Elliot watched the veins on Rivka’s neck distend as she was making her case and was worried.
“I don’t know, Riv. I don’t know.”
“I never told you what happened. I never told you about the Stungun case and why I left the force.”
“You’ve had a tough day. You have your reasons for doing what you did, and I don’t need to know them. “
Rivka ignored him, sat back on the couch and stared up at the ceiling.
“I walked the downtown beat for twelve years. I loved that job. I knew every business owner and vagrant from St Laurent to Atwater, and they knew me. I felt I’d found my calling,” Rivka said distantly.
“After eight or nine years, I’d paid my dues and started being noticed within the department as someone with a future. I guess I caught the eye of the Brass, and they got it into their heads that it would be good for the force if I were more visible, so they sent Captain Andrea Brebouef to recruit me. I was good in front of a camera; I was a woman and a Jew: a Triple Crown winner in their eyes. They wanted to make me the face of the force, the new police. That was all flattering, but I had no intention of being a poster child for the law enforcement. I wanted to serve and protect, not rub elbows with dignitaries and smile for photo ops. After I declined Captain Brebouef for a couple of years, they changed their tactics and offered me a spot in the high profile, major crimes division as a detective. Even thou
gh this was more appealing than being just a face, I was quite happy where I was. I told Brebouef politely that I wasn’t interested at this time. And that was the end of it; until the Stungun Killer.
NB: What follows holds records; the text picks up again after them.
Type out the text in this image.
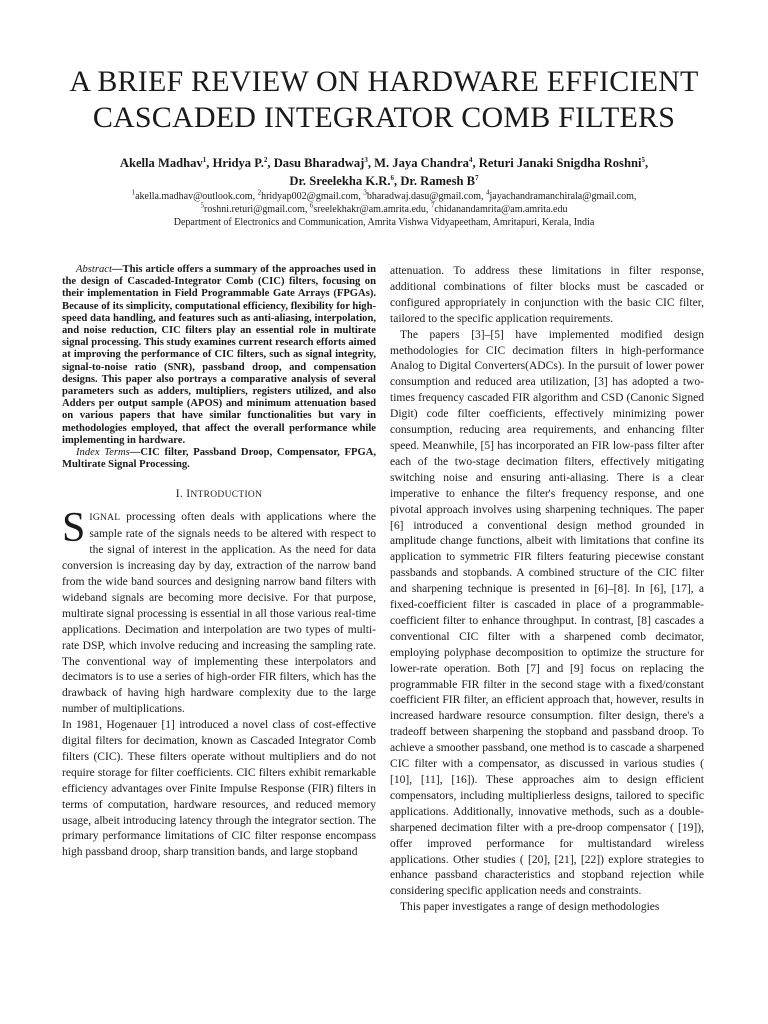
A BRIEF REVIEW ON HARDWARE EFFICIENT
CASCADED INTEGRATOR COMB FILTERS
Akella Madhav$^1$, Hridya P.$^2$, Dasu Bharadwaj$^3$, M. Jaya Chandra$^4$, Returi Janaki Snigdha Roshni$^5$,
Dr. Sreelekha K.R.$^6$, Dr. Ramesh $B^7$
$^1$akella.madhav@outlook.com, $^2$hridyap002@gmail.com, $^3$bharadwaj.dasu@gmail.com, $^4$jayachandramanchirala@gmail.com,
$^5$roshni.returi@gmail.com, $^6$sreelekhakr@am.amrita.edu, $^7$chidanandamrita@am.amrita.edu
Department of Electronics and Communication, Amrita Vishwa Vidyapeetham, Amritapuri, Kerala, India

Abstract—This article offers a summary of the approaches used in the design of Cascaded-Integrator Comb (CIC) filters, focusing on their implementation in Field Programmable Gate Arrays (FPGAs). Because of its simplicity, computational efficiency, flexibility for high-speed data handling, and features such as anti-aliasing, interpolation, and noise reduction, CIC filters play an essential role in multirate signal processing. This study examines current research efforts aimed at improving the performance of CIC filters, such as signal integrity, signal-to-noise ratio (SNR), passband droop, and compensation designs. This paper also portrays a comparative analysis of several parameters such as adders, multipliers, registers utilized, and also Adders per output sample (APOS) and minimum attenuation based on various papers that have similar functionalities but vary in methodologies employed, that affect the overall performance while implementing in hardware.

Index Terms—CIC filter, Passband Droop, Compensator, FPGA, Multirate Signal Processing.

I. INTRODUCTION

SIGNAL processing often deals with applications where the sample rate of the signals needs to be altered with respect to the signal of interest in the application. As the need for data conversion is increasing day by day, extraction of the narrow band from the wide band sources and designing narrow band filters with wideband signals are becoming more decisive. For that purpose, multirate signal processing is essential in all those various real-time applications. Decimation and interpolation are two types of multi-rate DSP, which involve reducing and increasing the sampling rate. The conventional way of implementing these interpolators and decimators is to use a series of high-order FIR filters, which has the drawback of having high hardware complexity due to the large number of multiplications.

In 1981, Hogenauer [1] introduced a novel class of cost-effective digital filters for decimation, known as Cascaded Integrator Comb filters (CIC). These filters operate without multipliers and do not require storage for filter coefficients. CIC filters exhibit remarkable efficiency advantages over Finite Impulse Response (FIR) filters in terms of computation, hardware resources, and reduced memory usage, albeit introducing latency through the integrator section. The primary performance limitations of CIC filter response encompass high passband droop, sharp transition bands, and large stopband

attenuation. To address these limitations in filter response, additional combinations of filter blocks must be cascaded or configured appropriately in conjunction with the basic CIC filter, tailored to the specific application requirements.

The papers [3]–[5] have implemented modified design methodologies for CIC decimation filters in high-performance Analog to Digital Converters(ADCs). In the pursuit of lower power consumption and reduced area utilization, [3] has adopted a two-times frequency cascaded FIR algorithm and CSD (Canonic Signed Digit) code filter coefficients, effectively minimizing power consumption, reducing area requirements, and enhancing filter speed. Meanwhile, [5] has incorporated an FIR low-pass filter after each of the two-stage decimation filters, effectively mitigating switching noise and ensuring anti-aliasing. There is a clear imperative to enhance the filter's frequency response, and one pivotal approach involves using sharpening techniques. The paper [6] introduced a conventional design method grounded in amplitude change functions, albeit with limitations that confine its application to symmetric FIR filters featuring piecewise constant passbands and stopbands. A combined structure of the CIC filter and sharpening technique is presented in [6]–[8]. In [6], [17], a fixed-coefficient filter is cascaded in place of a programmable-coefficient filter to enhance throughput. In contrast, [8] cascades a conventional CIC filter with a sharpened comb decimator, employing polyphase decomposition to optimize the structure for lower-rate operation. Both [7] and [9] focus on replacing the programmable FIR filter in the second stage with a fixed/constant coefficient FIR filter, an efficient approach that, however, results in increased hardware resource consumption. filter design, there's a tradeoff between sharpening the stopband and passband droop. To achieve a smoother passband, one method is to cascade a sharpened CIC filter with a compensator, as discussed in various studies ( [10], [11], [16]). These approaches aim to design efficient compensators, including multiplierless designs, tailored to specific applications. Additionally, innovative methods, such as a double-sharpened decimation filter with a pre-droop compensator ( [19]), offer improved performance for multistandard wireless applications. Other studies ( [20], [21], [22]) explore strategies to enhance passband characteristics and stopband rejection while considering specific application needs and constraints.

This paper investigates a range of design methodologies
“In February of 2012, a woman was found raped and murdered in the east end. She had been tased, raped, her neck was then broken and her body dumped in an alley about a kilometer east of Olympic stadium. The press reported it, but it was just another murder and didn’t attract much attention.”
“I remember,” Elliot said quietly.
“Three days later, another body was discovered, this time, south of downtown, in the Pointe. Like the first, tased, raped, neck broken and dumped. When the press got hold of this one, they made the connection immediately and put it on the front page of every newspaper in the country. Nothing makes headlines like a serial killer. Different papers used different names for the killer, but the name that stuck was the Stungun Killer. It rolled off the tongue well and sold lots of papers. I took an interest in the story, as did every cop in the area, but my involvement was limited to being on the lookout for anything or anyone who caught my eye. The third victim was six days later. She was a seventeen-year-old student on her way home from a late class. The same MO. Tased, raped, killed and found in a dumpster at a construction site in Hampstead. The only difference was, she was my niece. I got the call at 10:30 p.m. From my captain. He knew we were related and gave me a heads-up before it hit the media. First thing I did was call my sister and then, on the way over to her house, I called Brebouef from the car. I was still shaking from the news and told Brebouef that I’d take the detective job on the condition that I was put on the Stungun Killer case. Usually, they’ll cite conflict of interest to have a cop investigate a relative’s death, but they were horny to get me, so they rationalized the situation by stating that I’d be an assisting detective and wouldn’t be responsible for any decisions. I’d do whatever got me closer to the case. The next day, I was reassigned.”